Overcoming his trepidation, Thant Moe Nyunt started going to the protests. The first ones he attended were free of violence. Then he was at a demonstration that turned violent. Soldiers fired tear gas and stun grenades. He heard gun shots. People started running, but he couldn’t. His legs wouldn’t move. “Fear overtook me,” he says. He dropped to his knees. He looked around and saw people much younger than him—including teenage girls—holding up shields and assisting tear-gassed protesters. “They were so brave,” he says. “I breathed and tried to calm down. I asked them why they were so brave.”

The protesters he approached were supportive and said that he had to build up a resistance to fear, as they had. They told him they were dealing with another emotion: anger. They were so enraged that they wanted to drop their shields and attack the soldiers. But they knew that would be counterproductive. “We have to win the war,” one told him. He realized that their desire for democracy allowed them to keep their emotions in check. If they could do that with anger, he could do it with fear. “They wanted to win this war and not not just this battle,” he says. “So that’s how they find their calmness. And that’s how they have been, out on the street every day, holding the shields, being closest to the danger.”

With each foray to a protest, it became easier for him. “But whenever you see a person shot,” he adds, “it’s not easier.” 

As Thant Moe Nyunt points out in a yet-to-be released interview with the Insight Myanmar podcast, he and his fellow doctors in this clandestine network are accustomed to blood, but it was shocking for them to deal with gunshots. In ordinary times, there is not much gun violence in Yangon. Bullet wounds were new to the medics. “There was a lot of blood everywhere,” he recalls, “nothing like on the operation table or anything that we have ever seen before. But, okay, this is a gunshot. What am I going to do? We actually prepared for this. We have online seminars on how to deal with gunshot wounds. But when you see it in front of your face, like everyone’s shocked, we don’t know what to do. Okay, so stop the bleeding and send them off to a real hospital where they can do actual surgery.”

He is convinced that some soldiers at the protests were aiming at the heads of protesters and shooting to kill. In some instances, the protesters were not allowed to collect the bodies of their fallen comrades. Instead, the military or the police dragged the corpses away: “They dispose of the body. They just burn it without the permission of the family. There’s just a short notification or a phone call to the family: ‘your son or your daughter—now we are going to cremate them.’ Nothing so much as a goodbye or anything.”
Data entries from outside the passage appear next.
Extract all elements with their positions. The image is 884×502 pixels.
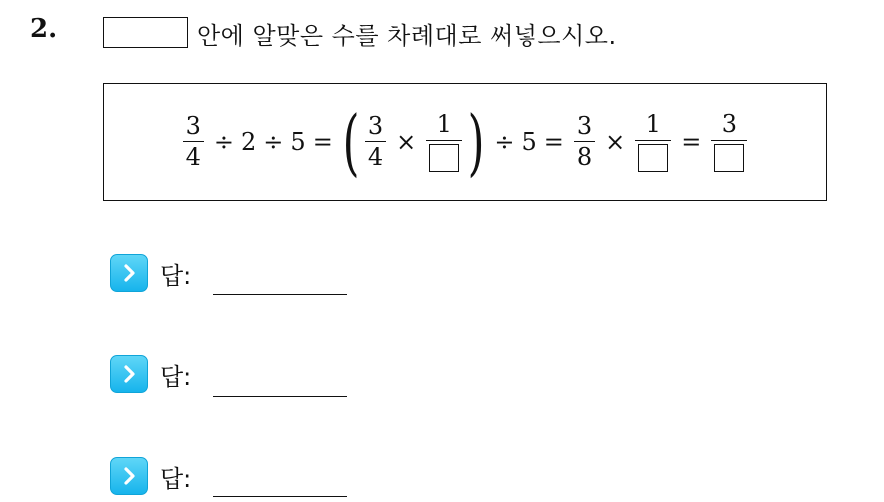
- answer-label: 답:: [160, 362, 192, 391]
- left-paren: (: [342, 100, 360, 184]
- fraction-one-over-blank: 1: [635, 112, 671, 171]
- equals-sign: =: [543, 128, 564, 156]
- blank-square-2[interactable]: [638, 144, 668, 172]
- fraction-one-over-blank: 1: [426, 112, 462, 171]
- question-number: 2.: [30, 14, 58, 44]
- right-paren: ): [467, 100, 485, 184]
- equals-sign: =: [681, 128, 702, 156]
- fraction-three-over-blank: 3: [711, 112, 747, 171]
- answer-row-1: [110, 253, 191, 293]
- equals-sign: =: [312, 128, 333, 156]
- answer-row-3: [110, 456, 191, 496]
- chevron-right-icon: [110, 254, 148, 292]
- fraction-three-fourths: $\frac{3}{4}$: [183, 114, 204, 170]
- equation-box: [103, 83, 827, 201]
- chevron-right-icon: [110, 355, 148, 393]
- number-five: 5: [521, 128, 537, 156]
- number-two: 2: [241, 128, 257, 156]
- answer-label: 답:: [160, 464, 192, 493]
- divide-sign: ÷: [263, 128, 284, 156]
- fraction-three-eighths: $\frac{3}{8}$: [574, 114, 595, 170]
- blank-square-3[interactable]: [714, 144, 744, 172]
- answer-line-1[interactable]: [213, 294, 347, 295]
- divide-sign: ÷: [213, 128, 235, 156]
- divide-sign: ÷: [494, 128, 515, 156]
- question-instruction: 안에 알맞은 수를 차례대로 써넣으시오.: [197, 22, 617, 50]
- times-sign: ×: [396, 128, 417, 156]
- number-five: 5: [290, 128, 306, 156]
- answer-row-2: [110, 354, 191, 394]
- instruction-blank-box: [103, 17, 188, 48]
- times-sign: ×: [605, 128, 626, 156]
- answer-label: 답:: [160, 261, 192, 290]
- blank-square-1[interactable]: [429, 144, 459, 172]
- chevron-right-icon: [110, 457, 148, 495]
- equation: [104, 84, 826, 200]
- answer-line-2[interactable]: [213, 396, 347, 397]
- fraction-three-fourths: $\frac{3}{4}$: [365, 114, 386, 170]
- answer-line-3[interactable]: [213, 496, 347, 497]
In a somber voice coming over an internet connection that keeps dropping, Thant Moe Nyunt tells me that he doesn’t know how many people he has witnessed shot dead by the government troops. Five, maybe 10. Referring to himself and his fellow medics, he says,”We promised we wouldn’t count,” he says. A promise not to tally the dead? He knows that sounds odd, and he explains: “We are seeing deaths every day. We don’t count the dead. We’re trying to move and mobilize people every day. We try to refrain from bringing news of death from one area to another. There are already people counting and keeping track of the deaths. That’s not for us. And some faces of the dead are not even recognizable. We don’t know who they are. We’re focused on helping people. We get lost in that process.”
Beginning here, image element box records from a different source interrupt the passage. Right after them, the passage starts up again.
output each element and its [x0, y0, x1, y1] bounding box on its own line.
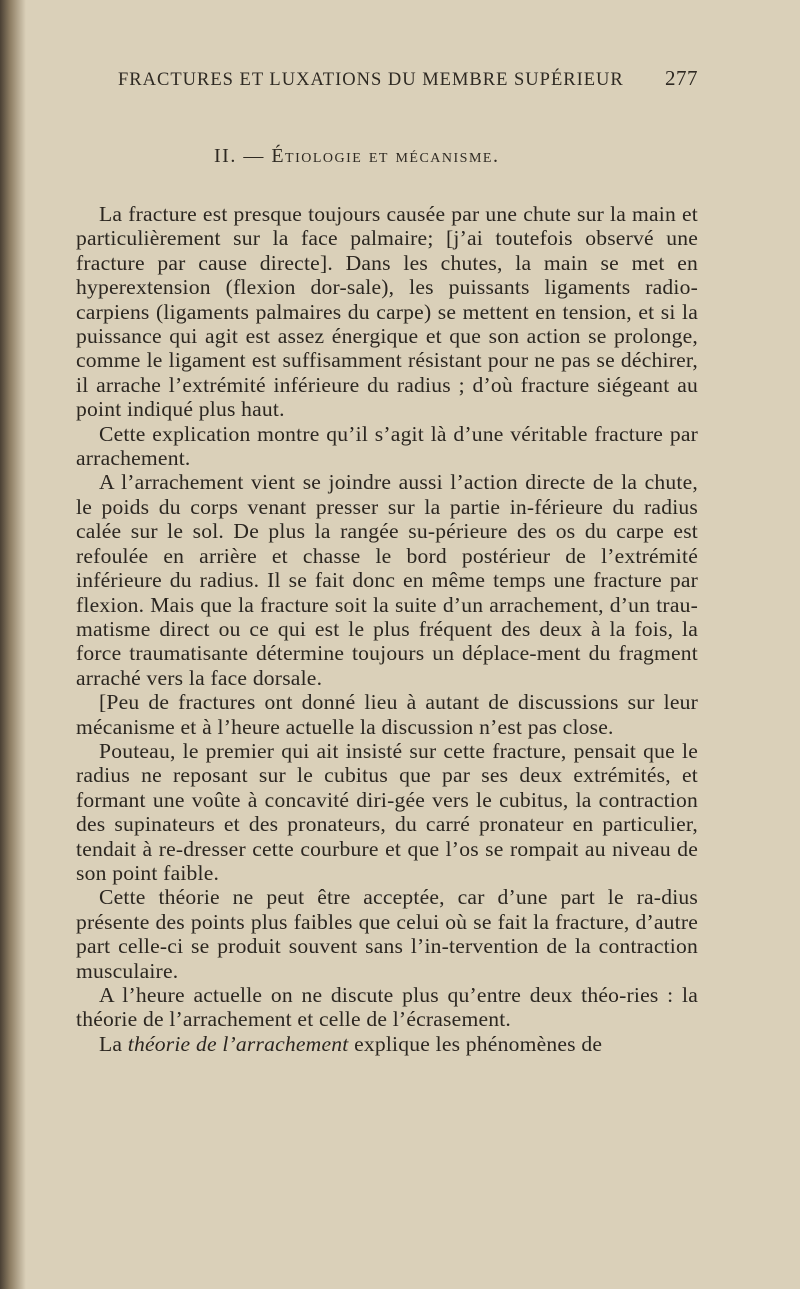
paragraph: Pouteau, le premier qui ait insisté sur cette fracture, pensait que le radius ne reposant sur le cubitus que par ses deux extrémités, et formant une voûte à concavité diri-gée vers le cubitus, la contraction des supinateurs et des pronateurs, du carré pronateur en particulier, tendait à re-dresser cette courbure et que l’os se rompait au niveau de son point faible.: [76, 738, 698, 885]
paragraph-last: [76, 1032, 698, 1056]
page-number: 277: [665, 66, 698, 90]
paragraph: A l’heure actuelle on ne discute plus qu’entre deux théo-ries : la théorie de l’arrachement et celle de l’écrasement.: [76, 983, 698, 1032]
section-title: Étiologie et mécanisme.: [271, 145, 500, 167]
paragraph: La fracture est presque toujours causée par une chute sur la main et particulièrement sur la face palmaire; [j’ai toutefois observé une fracture par cause directe]. Dans les chutes, la main se met en hyperextension (flexion dor-sale), les puissants ligaments radio-carpiens (ligaments palmaires du carpe) se mettent en tension, et si la puissance qui agit est assez énergique et que son action se prolonge, comme le ligament est suffisamment résistant pour ne pas se déchirer, il arrache l’extrémité inférieure du radius ; d’où fracture siégeant au point indiqué plus haut.: [76, 202, 698, 422]
paragraph: Cette explication montre qu’il s’agit là d’une véritable fracture par arrachement.: [76, 421, 698, 471]
running-head: [118, 66, 698, 91]
body-text: [76, 202, 698, 1056]
paragraph: A l’arrachement vient se joindre aussi l’action directe de la chute, le poids du corps venant presser sur la partie in-férieure du radius calée sur le sol. De plus la rangée su-périeure des os du carpe est refoulée en arrière et chasse le bord postérieur de l’extrémité inférieure du radius. Il se fait donc en même temps une fracture par flexion. Mais que la fracture soit la suite d’un arrachement, d’un trau-matisme direct ou ce qui est le plus fréquent des deux à la fois, la force traumatisante détermine toujours un déplace-ment du fragment arraché vers la face dorsale.: [76, 470, 698, 690]
paragraph: [Peu de fractures ont donné lieu à autant de discussions sur leur mécanisme et à l’heure actuelle la discussion n’est pas close.: [76, 690, 698, 739]
last-line-lead: La: [99, 1031, 128, 1056]
paragraph: Cette théorie ne peut être acceptée, car d’une part le ra-dius présente des points plus faibles que celui où se fait la fracture, d’autre part celle-ci se produit souvent sans l’in-tervention de la contraction musculaire.: [76, 885, 698, 983]
section-numeral: II. —: [214, 145, 265, 167]
last-line-italic: théorie de l’arrachement: [127, 1031, 349, 1056]
running-title: FRACTURES ET LUXATIONS DU MEMBRE SUPÉRIEUR: [118, 70, 624, 90]
last-line-tail: explique les phénomènes de: [348, 1031, 603, 1056]
section-heading: [214, 145, 499, 168]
As the protests have continued, there has been widespread talk within Myanmar of the remnants of the deposed democratic government standing up an armed force that would represent many of the country’s ethnic groups, and Thant Moe Nyunt and other health care workers have discussed how their underground network could become part of that. What structures will be needed? How can trusted channels of communication be established. Much of the country is waiting to see if such an army arises—and to see if the opposition will appoint a defense minister who can create and lead this force. Resistance members across the country are readying themselves for such a development and even contemplating offensive strikes against the junta. “My job now is to be a combat medic,” Thant Moe Nyunt says. “On that day, they will let me know if I am needed. Then I will have to do my job.”